I tak już mniej głodny Youki ruszył dalej. Jakby nie patrzeć, zgubił się ze trzy razy. Ale to nic. Brnął nadal, rozważając ostatnie wydarzenia. Coś tu nie pasowało. Jakby on nie pasował. Mama zawsze mówiła, że jak coś nie pasuje, to musi śmierdzieć. Dobrze się obwąchał i rzeczywiście coś śmierdziało. Youki uświadomił sobie, że, gdy chciało mu się kupkę, zapomniał zdjąć majciochy i teraz czuł skutki.
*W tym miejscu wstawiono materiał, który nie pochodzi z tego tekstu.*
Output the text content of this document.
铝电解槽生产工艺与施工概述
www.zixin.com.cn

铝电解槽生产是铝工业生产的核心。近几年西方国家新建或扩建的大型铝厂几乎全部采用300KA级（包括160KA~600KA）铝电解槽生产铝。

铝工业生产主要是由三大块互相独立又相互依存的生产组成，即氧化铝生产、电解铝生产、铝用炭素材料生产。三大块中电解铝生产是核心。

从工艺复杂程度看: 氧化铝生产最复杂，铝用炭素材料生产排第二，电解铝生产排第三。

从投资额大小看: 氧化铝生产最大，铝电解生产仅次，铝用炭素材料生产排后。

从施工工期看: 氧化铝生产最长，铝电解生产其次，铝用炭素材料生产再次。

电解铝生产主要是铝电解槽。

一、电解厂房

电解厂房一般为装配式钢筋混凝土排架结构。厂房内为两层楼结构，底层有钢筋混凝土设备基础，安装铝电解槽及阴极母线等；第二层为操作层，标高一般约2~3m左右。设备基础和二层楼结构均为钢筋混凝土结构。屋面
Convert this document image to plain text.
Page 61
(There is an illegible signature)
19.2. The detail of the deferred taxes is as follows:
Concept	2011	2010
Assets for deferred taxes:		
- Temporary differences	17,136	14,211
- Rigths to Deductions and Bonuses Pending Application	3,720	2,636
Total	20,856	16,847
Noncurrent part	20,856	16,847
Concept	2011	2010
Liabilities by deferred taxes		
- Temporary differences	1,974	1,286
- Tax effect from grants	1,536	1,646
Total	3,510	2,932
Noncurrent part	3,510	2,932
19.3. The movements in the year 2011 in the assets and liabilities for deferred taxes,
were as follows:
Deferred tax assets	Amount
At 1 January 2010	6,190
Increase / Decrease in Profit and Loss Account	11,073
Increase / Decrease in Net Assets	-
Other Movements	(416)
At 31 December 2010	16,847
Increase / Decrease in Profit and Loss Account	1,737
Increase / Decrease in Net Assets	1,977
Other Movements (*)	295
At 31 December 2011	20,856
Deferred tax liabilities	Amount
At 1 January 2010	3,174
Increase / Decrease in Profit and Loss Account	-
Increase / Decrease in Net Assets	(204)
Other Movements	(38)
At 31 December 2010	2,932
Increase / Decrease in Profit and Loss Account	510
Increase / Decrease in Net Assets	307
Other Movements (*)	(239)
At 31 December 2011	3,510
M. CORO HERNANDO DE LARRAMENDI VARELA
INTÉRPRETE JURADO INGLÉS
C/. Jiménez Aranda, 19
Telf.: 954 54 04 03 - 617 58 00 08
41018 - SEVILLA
No cóż - lajf is brutal - pomyślał Youki, po czym dodał:
- Ciekawe, czy daleko do Quniczynki?
- Oczywiście, że nie. - odpowiedziała mile Quniczynka - Witaj wybrańcu, w końcu dotarłeś do celu. Jak, tam, wszystko dobrze? Marnie wyglądasz...

Youki nagle się rozpłakał...

No cóż, na tym przerywam historię młodego Youki Pouka. Mam nadzieję, że czujecie niedosyt. Przykro mi, ale nie mogę opowiedzieć wam na razie dalszych przygód naszego bohatera. Są one równie zapierające dech w piersiach, jak te, które już znacie. Możecie zakupić też kasety video "Youki - decydujące starcie", na których są szczegóły wizyty Youkiego u dentysty.

P.S. Zbieżność nazwisk jest zupełnie nieprzypadkowa. I jeszcze coś - jeśli myślicie, że Rulez zginie, a Youki przeżyje i wróci do Frani, to nie czytajcie dalej. Nie warto, życie nie jest takie piękne.